Une des plus belles expériences de nature que j’ai vécue, fut  fin mai lors de la conférence EURAF2018 (Agroforesterie Européenne) aux Pays-Bas. Nous avons visité food-forest Haarzuilens où Jan Degenaar, un des participants de Plantons pour la planète, nous a parlé avec émotion sur les changements dans  la flore et la faune dans son terrain après y avoir planté avec des amis les premiers arbres et haies. Tous les jours il constate  des changements grands et petits. Quand il avait commencé il y a 4 ans il a compté 1 ou 2 espèces d’oiseaux nicheurs. Cette année il a compté 23  espèces différentes en ne  parlant pas des espèces de libellules, insectes, reptiles etc. Une amélioration spectaculaire de la biodiversité grâce à la présence des ligneux et une gestion moins intensive de l’herbe.

 

” Seul on va vite, ensemble on va plus loin”. Tu travailles avec des centaines de bénévoles, qu’est-ce que cela t’apporte ?

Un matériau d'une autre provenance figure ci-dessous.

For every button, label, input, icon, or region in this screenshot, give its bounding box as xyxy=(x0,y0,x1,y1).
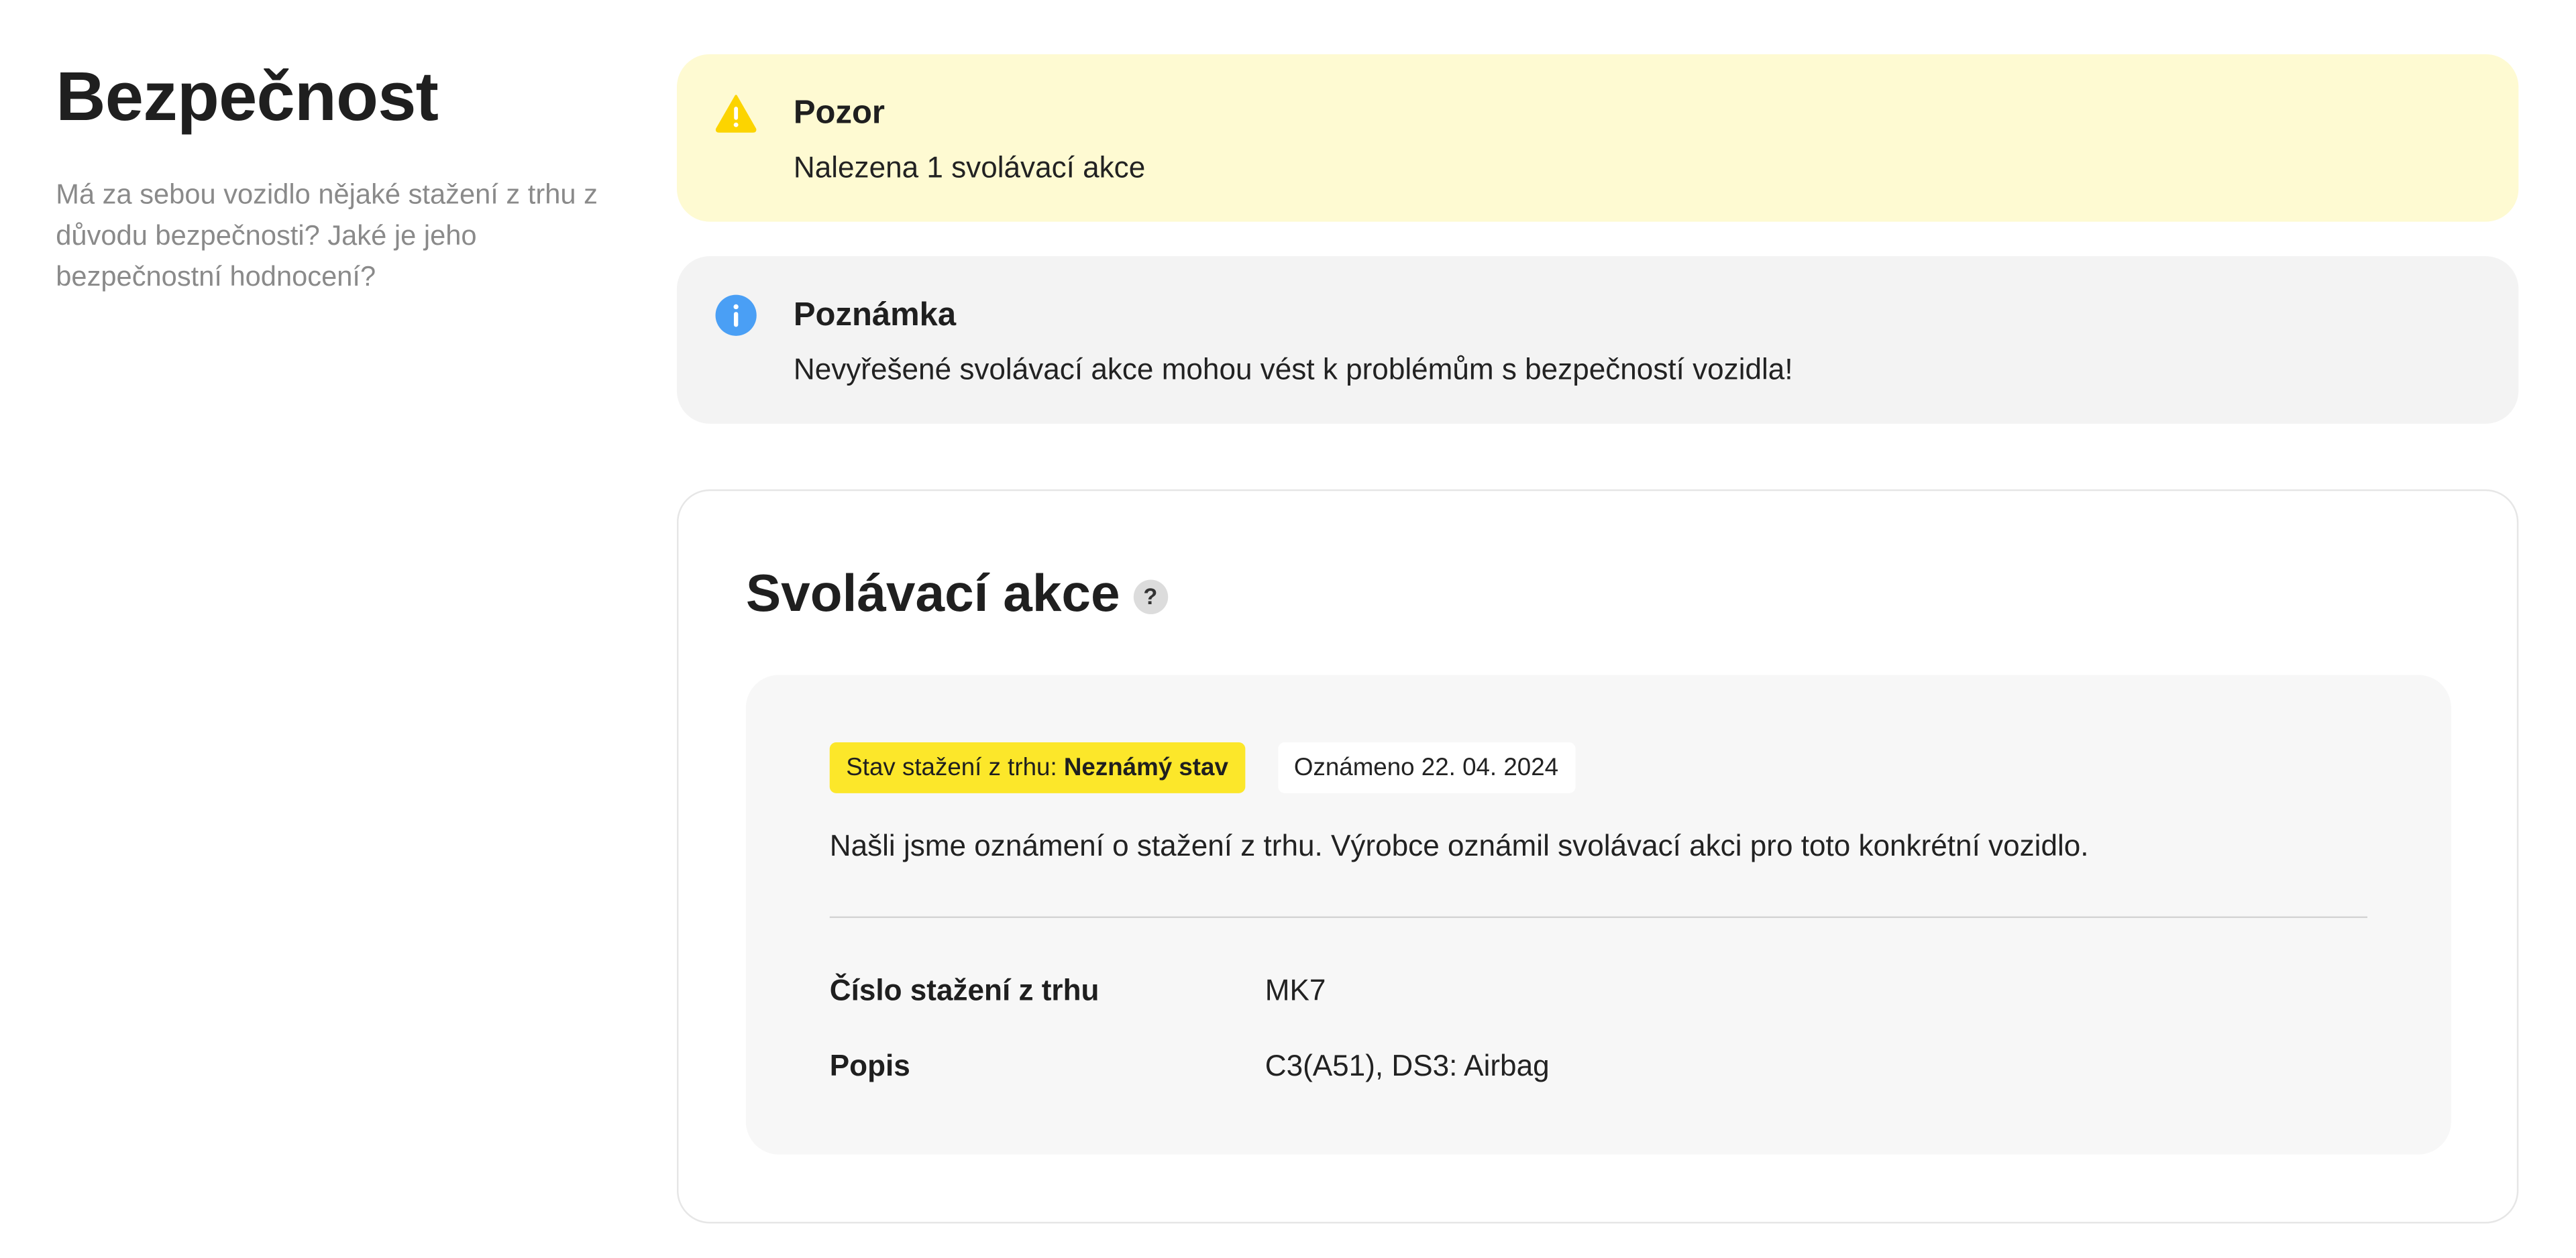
info-circle-icon xyxy=(715,294,757,336)
recall-item: Stav stažení z trhu: Neznámý stav Oznáme… xyxy=(745,675,2451,1155)
recall-card: Svolávací akce ? Stav stažení z trhu: Ne… xyxy=(676,489,2519,1224)
status-badge: Stav stažení z trhu: Neznámý stav xyxy=(829,742,1245,793)
page-description: Má za sebou vozidlo nějaké stažení z trh… xyxy=(56,178,598,292)
warning-alert: Pozor Nalezena 1 svolávací akce xyxy=(676,54,2519,222)
recall-description-text: Našli jsme oznámení o stažení z trhu. Vý… xyxy=(829,829,2089,862)
detail-value: MK7 xyxy=(1265,974,1326,1007)
note-text: Nevyřešené svolávací akce mohou vést k p… xyxy=(793,353,1793,386)
warning-title: Pozor xyxy=(793,95,885,131)
detail-label: Číslo stažení z trhu xyxy=(829,974,1099,1007)
announced-date-badge: Oznámeno 22. 04. 2024 xyxy=(1277,742,1575,793)
note-alert: Poznámka Nevyřešené svolávací akce mohou… xyxy=(676,256,2519,424)
warning-text: Nalezena 1 svolávací akce xyxy=(793,151,1146,184)
section-intro: Bezpečnost Má za sebou vozidlo nějaké st… xyxy=(56,49,598,297)
detail-label: Popis xyxy=(829,1049,910,1082)
divider xyxy=(829,916,2368,918)
recall-section-title: Svolávací akce xyxy=(745,563,1120,623)
page-title: Bezpečnost xyxy=(56,57,439,135)
detail-value: C3(A51), DS3: Airbag xyxy=(1265,1049,1550,1082)
status-badge-value: Neznámý stav xyxy=(1063,754,1228,782)
note-title: Poznámka xyxy=(793,297,957,334)
recall-section-heading: Svolávací akce ? xyxy=(746,557,1168,629)
warning-triangle-icon xyxy=(715,95,757,133)
status-badge-label: Stav stažení z trhu: xyxy=(846,754,1064,782)
question-mark-icon[interactable]: ? xyxy=(1133,579,1168,614)
recall-badges: Stav stažení z trhu: Neznámý stav Oznáme… xyxy=(829,742,1575,793)
page-stage: Bezpečnost Má za sebou vozidlo nějaké st… xyxy=(0,0,2576,1258)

Sans la participation de bénévoles nous ne pourrions pas nous développer comme tel. En fait la plupart des soi-disant volontaires sont les récepteurs des arbres. Les vrais volontaires sont surtout les personnes qui nous aident les jours de plantation aux écoles ou dans les jardins écologiques de quartiers en ville. L’enthousiasme des participants est grand et important pour la réussite du projet. Pour stimuler cela nous nous assurons de livrer du bon matériel végétal indigène, d’être intéressés par les demandes de conseils et d’entretenir le contact direct avec les participants.

 

Un arbre chouchou à nous présenter ?

Mon arbre chouchou ? Difficile. Je dirai un vieux chêne têtard ou une vieille haie avec de signes de plessage d’il y a longtemps. Les deux sont rares aux Pays-Bas. J’espère que certains des arbres plantés  vont devenir des chênes centenaires. Ce type d’arbres majestueux, symbiose de l’homme et de l’arbre, merveilleux et puissant. Mais aussi une ancienne haie  sur laquelle des paysans plesseurs ont encore travaillé il y a peut-être cent ans, peut m’émotionner. Le plus beau, mon vrai chouchou : une vieille haie avec des chênes têtards.